November 5, 2009 /

Why Tuesday Could Be The Death Of Healthcare

Yesterday TPM ran a story talking about how Tuesday’s election made healthcare reform just a “bit easier”. Here is the basic overview of that reasoning: The NY-23 seat abdicated by Republican John McHugh (who resigned to become Secretary of the Army) went to Democrat Bill Owens–the first Democrat to hold the seat in over a […]

Yesterday TPM ran a story talking about how Tuesday’s election made healthcare reform just a “bit easier”. Here is the basic overview of that reasoning:

The NY-23 seat abdicated by Republican John McHugh (who resigned to become Secretary of the Army) went to Democrat Bill Owens–the first Democrat to hold the seat in over a century. And the CA-10 seat abdicated by Democrat Ellen Tauscher (who resigned to become Under Secretary of State for Arms Control and International Security Affairs) went to Democrat John Garamendi.

That creates some simple arithmetic.
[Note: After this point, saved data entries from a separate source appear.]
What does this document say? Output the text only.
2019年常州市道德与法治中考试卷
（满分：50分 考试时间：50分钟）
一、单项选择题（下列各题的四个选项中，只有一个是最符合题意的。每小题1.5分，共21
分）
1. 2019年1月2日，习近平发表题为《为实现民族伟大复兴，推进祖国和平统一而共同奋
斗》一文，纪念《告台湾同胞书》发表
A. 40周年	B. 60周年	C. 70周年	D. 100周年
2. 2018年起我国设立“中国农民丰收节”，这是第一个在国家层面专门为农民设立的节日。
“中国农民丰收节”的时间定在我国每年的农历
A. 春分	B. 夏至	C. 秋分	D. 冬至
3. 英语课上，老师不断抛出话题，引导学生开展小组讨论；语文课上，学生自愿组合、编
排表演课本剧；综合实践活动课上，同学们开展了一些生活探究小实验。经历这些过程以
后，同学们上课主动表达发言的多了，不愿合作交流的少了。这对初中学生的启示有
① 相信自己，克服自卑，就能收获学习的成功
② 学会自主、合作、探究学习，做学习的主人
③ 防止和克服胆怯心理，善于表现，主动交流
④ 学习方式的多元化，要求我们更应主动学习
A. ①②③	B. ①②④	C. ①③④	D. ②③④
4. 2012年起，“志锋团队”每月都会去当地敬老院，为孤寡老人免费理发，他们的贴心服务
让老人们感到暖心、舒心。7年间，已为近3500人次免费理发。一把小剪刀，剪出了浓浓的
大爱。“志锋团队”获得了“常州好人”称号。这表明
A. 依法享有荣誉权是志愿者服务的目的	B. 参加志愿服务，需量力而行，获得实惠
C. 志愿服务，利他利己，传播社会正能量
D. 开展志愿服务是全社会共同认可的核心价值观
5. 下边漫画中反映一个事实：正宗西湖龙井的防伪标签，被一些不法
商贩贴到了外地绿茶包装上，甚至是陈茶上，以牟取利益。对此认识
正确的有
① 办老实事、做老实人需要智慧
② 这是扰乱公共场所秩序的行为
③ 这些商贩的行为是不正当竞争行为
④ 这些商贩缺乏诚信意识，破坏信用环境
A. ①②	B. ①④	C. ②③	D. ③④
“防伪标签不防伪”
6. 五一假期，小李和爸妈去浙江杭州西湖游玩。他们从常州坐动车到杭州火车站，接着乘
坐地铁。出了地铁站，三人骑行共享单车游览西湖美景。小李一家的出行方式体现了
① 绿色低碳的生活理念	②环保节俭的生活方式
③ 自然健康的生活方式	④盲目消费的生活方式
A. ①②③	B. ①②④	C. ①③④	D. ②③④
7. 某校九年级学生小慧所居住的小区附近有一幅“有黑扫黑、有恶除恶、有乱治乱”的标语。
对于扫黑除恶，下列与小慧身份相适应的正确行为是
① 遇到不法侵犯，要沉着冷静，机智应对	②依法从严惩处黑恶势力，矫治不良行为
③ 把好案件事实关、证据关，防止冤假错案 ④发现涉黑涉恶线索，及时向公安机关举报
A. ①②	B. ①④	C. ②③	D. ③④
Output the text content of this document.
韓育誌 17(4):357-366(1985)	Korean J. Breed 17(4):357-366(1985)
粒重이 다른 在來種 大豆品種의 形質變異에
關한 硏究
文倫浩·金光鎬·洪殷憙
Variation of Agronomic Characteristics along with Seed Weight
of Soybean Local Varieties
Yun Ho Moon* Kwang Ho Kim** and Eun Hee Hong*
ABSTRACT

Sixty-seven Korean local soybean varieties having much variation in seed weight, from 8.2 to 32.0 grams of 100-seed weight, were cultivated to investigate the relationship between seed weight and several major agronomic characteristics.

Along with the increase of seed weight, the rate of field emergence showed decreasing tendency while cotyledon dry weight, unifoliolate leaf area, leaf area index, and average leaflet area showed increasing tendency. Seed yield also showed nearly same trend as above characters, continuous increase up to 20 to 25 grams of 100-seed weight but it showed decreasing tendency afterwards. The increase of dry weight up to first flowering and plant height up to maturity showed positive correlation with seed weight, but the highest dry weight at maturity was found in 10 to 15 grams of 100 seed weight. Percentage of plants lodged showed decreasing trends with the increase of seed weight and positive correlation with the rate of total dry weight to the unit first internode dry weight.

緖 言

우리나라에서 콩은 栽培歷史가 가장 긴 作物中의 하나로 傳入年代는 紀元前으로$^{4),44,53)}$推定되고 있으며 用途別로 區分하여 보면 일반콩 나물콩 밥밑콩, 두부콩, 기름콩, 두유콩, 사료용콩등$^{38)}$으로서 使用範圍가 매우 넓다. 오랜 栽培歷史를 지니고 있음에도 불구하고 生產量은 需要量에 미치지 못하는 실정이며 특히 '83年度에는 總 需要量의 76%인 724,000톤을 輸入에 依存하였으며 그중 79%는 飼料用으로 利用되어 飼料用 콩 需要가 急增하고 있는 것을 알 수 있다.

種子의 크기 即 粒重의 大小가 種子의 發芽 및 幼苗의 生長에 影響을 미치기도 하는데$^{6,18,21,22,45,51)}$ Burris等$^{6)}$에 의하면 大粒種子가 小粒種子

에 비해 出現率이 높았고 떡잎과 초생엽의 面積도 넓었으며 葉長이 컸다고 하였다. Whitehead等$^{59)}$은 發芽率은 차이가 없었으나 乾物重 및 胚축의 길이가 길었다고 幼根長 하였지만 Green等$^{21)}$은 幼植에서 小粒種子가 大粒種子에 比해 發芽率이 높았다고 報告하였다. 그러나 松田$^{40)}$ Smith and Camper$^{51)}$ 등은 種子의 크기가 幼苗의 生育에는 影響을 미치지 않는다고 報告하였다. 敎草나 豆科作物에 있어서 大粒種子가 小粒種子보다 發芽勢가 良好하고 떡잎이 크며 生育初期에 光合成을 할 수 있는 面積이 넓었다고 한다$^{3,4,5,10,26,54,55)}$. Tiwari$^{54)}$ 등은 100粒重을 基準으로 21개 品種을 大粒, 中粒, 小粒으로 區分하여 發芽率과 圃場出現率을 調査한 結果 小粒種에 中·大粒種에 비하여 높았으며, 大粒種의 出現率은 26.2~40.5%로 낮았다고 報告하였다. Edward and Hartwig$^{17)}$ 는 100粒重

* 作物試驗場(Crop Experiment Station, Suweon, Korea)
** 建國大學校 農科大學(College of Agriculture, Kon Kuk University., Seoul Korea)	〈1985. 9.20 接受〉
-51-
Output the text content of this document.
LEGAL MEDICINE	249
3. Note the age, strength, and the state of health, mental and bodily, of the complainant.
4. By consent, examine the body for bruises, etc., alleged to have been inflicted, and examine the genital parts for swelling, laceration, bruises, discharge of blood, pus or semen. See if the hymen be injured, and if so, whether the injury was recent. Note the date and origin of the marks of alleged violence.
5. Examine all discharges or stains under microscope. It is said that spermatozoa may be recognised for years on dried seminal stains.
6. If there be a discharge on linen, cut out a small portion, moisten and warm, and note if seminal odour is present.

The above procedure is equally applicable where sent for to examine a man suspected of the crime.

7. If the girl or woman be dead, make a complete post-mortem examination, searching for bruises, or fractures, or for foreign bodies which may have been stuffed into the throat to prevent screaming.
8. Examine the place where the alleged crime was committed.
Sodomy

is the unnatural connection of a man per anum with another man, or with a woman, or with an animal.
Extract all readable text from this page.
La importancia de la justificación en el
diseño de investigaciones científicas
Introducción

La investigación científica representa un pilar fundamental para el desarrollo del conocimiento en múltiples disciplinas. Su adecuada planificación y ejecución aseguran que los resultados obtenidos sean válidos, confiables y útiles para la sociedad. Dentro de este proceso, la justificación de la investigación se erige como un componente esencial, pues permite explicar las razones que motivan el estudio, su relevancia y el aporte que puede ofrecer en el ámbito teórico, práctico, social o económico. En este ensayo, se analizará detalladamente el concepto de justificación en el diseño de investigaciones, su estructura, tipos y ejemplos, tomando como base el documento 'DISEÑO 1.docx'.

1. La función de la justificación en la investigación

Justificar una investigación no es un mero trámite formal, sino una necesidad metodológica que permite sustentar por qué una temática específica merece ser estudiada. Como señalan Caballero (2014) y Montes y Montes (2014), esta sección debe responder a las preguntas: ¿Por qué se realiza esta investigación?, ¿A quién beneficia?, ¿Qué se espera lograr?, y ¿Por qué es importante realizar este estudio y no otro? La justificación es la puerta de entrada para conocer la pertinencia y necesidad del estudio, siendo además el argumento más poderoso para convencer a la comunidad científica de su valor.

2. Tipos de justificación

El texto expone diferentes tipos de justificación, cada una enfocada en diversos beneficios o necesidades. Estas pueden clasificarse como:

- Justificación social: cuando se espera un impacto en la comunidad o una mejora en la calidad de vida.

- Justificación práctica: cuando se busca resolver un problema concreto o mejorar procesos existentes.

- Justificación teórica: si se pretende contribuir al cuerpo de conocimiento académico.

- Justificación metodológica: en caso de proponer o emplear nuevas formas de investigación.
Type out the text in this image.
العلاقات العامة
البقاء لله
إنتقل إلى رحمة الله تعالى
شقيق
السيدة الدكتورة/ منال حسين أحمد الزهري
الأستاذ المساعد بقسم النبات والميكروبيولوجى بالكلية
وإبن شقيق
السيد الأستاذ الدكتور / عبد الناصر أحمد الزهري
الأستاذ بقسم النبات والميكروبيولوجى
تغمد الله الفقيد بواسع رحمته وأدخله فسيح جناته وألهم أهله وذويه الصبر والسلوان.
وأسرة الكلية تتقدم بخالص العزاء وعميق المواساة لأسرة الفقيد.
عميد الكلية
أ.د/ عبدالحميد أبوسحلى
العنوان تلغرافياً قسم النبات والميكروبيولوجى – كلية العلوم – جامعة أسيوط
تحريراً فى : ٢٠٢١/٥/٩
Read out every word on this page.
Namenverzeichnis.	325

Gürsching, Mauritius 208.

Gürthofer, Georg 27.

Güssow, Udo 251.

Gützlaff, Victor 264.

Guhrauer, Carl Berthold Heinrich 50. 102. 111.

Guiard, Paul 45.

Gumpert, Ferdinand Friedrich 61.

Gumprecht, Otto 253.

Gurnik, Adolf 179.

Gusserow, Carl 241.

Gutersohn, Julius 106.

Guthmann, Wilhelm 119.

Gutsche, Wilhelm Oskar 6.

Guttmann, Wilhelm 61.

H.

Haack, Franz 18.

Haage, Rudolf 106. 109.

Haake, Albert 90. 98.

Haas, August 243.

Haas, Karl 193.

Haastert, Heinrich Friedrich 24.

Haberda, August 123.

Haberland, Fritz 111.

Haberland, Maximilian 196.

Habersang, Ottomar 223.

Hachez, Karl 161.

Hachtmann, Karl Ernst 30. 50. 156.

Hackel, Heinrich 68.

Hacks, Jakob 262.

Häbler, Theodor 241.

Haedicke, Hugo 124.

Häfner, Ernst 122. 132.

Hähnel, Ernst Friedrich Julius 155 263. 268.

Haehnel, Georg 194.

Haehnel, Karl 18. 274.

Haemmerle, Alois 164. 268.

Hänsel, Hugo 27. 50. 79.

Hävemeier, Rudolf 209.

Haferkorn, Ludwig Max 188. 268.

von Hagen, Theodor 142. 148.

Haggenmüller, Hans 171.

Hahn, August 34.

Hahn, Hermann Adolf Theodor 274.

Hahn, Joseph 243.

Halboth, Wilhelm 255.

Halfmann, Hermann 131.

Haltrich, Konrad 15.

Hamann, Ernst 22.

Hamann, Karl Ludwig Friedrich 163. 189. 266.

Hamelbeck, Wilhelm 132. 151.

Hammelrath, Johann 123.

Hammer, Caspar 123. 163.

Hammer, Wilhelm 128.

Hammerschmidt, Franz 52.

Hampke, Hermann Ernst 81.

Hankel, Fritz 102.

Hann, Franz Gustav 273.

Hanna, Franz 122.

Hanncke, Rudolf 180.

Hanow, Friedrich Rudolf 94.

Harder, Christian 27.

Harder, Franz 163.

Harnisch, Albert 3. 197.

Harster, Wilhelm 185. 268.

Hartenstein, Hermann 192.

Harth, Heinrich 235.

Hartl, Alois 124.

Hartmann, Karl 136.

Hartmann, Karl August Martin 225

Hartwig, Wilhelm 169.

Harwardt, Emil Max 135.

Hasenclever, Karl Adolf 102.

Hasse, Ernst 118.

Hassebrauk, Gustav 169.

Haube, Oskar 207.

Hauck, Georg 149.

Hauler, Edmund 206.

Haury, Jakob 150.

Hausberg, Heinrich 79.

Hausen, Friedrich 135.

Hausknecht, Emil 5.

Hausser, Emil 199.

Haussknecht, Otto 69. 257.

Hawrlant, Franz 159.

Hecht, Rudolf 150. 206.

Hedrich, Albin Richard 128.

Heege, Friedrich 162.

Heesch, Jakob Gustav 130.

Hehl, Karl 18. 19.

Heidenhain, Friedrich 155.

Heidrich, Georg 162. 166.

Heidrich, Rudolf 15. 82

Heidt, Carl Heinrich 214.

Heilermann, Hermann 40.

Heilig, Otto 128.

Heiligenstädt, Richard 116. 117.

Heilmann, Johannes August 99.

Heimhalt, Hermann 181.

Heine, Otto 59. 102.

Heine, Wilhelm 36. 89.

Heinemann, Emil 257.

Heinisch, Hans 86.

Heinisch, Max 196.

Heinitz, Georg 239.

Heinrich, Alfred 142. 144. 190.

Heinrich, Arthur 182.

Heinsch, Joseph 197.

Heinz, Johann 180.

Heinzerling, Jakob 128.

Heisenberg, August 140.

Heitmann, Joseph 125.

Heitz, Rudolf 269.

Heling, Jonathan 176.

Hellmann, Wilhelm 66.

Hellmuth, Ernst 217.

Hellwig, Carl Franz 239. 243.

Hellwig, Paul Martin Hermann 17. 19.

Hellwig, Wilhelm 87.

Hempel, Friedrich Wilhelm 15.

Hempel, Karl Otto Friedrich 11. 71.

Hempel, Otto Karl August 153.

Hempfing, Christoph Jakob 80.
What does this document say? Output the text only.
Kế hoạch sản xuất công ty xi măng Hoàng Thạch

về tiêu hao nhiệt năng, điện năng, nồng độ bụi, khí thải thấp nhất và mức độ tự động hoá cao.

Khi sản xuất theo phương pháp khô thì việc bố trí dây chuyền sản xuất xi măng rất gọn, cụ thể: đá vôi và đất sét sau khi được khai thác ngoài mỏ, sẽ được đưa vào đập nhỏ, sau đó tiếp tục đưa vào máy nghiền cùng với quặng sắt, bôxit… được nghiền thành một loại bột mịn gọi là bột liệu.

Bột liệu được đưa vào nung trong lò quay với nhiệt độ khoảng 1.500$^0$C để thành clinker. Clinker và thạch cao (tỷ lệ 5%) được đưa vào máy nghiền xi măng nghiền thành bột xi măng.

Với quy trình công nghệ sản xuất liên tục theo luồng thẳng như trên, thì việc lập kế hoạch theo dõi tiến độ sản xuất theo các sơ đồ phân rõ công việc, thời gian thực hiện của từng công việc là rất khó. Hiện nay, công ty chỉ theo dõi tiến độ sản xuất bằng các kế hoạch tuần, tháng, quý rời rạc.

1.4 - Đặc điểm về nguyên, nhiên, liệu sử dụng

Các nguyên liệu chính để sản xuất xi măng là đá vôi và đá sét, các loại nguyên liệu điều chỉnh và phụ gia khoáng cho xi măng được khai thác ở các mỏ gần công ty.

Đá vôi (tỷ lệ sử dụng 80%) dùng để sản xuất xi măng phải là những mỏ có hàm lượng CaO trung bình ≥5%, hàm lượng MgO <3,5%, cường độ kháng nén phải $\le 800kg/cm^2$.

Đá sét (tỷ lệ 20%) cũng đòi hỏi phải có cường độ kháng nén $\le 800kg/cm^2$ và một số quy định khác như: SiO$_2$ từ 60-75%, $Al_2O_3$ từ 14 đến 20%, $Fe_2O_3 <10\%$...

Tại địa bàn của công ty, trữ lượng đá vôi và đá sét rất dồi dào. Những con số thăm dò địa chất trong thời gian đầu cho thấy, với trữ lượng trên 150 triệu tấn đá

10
Yesterday, Democrats had 256 voting members in the House. By week’s end, they’ll have 258. Last week, House Speaker Nancy Pelosi could afford to lose no more than 38 Democratic votes on a landmark health care reform bill. Next week, after Owens and Garamendi are sworn in, she can lose up to 40. For legislation this historic and far-reaching, she’ll need every vote she can get–and both seem likely to support reform

Sadly this little celebratory post may have been premature. Democrats have never been good at reading the tea leafs, and that is becoming more evident as election 2009 fades further into history:

Democrats on Capitol Hill began a nervous debate Wednesday about the course President Obama has set for their party, with some questioning whether they should emphasize job creation over some of the more ambitious items on the president’s agenda.

The conversations came as White House officials insisted that the party’s gubernatorial defeats in Virginia and New Jersey had few implications for Obama’s standing or for Democratic prospects in the 2010 midterm elections.

But moderate and conservative Democrats took a clear signal from Tuesday’s voting, warning that the results prove that independent voters are wary of Obama’s far-reaching proposals and mounting spending, as well as the growing federal debt. Liberal lawmakers, meanwhile, said the party’s shortcoming came in moving too slowly on health-care reform and other items that would satisfy a base becoming disenchanted with the failure to deliver rapid change in government.

As I posted yesterday the biggest failure of Creigh Deeds is that he ran against the Obama/Democratic agenda. This was an instant turnoff to the base that came out in overwhelming numbers last year and helped elect President Obama. It’s not that Obama wasn’t on the ballot –it’s that his agenda wasn’t.

Another failure has come in the way that Democrats have gone after healthcare reform. This country looses out on a lot of business because they have to fork out so much to insure employees. A perfect example is when Toyota decided to build a new plant in Ontario last year instead of their first choice of the United States. The big reason:

In addition to lower training costs, Canadian workers are also $4 to $5 cheaper to employ partly thanks to the taxpayer-funded health-care system in Canada, said federal Industry Minister David Emmerson.

“Most people don’t think of our health-care system as being a competitive advantage,” he said.

So we miss out on bringing business in because of the higher cost per employee companies have to face here.

This is where the Democrats have failed miserably on healthcare, and why they should have started with pushing universal coverage. Simply put, it plays into the possibility of creating far more jobs in the U.S.

Now we are stuck with spineless Democrats who are reading Tuesday’s results totally wrong and now could end up with no reform at all. It’s time for Democrats to stand on principal instead of listening to spin. It’s time for them to deliver on what they promised us last year.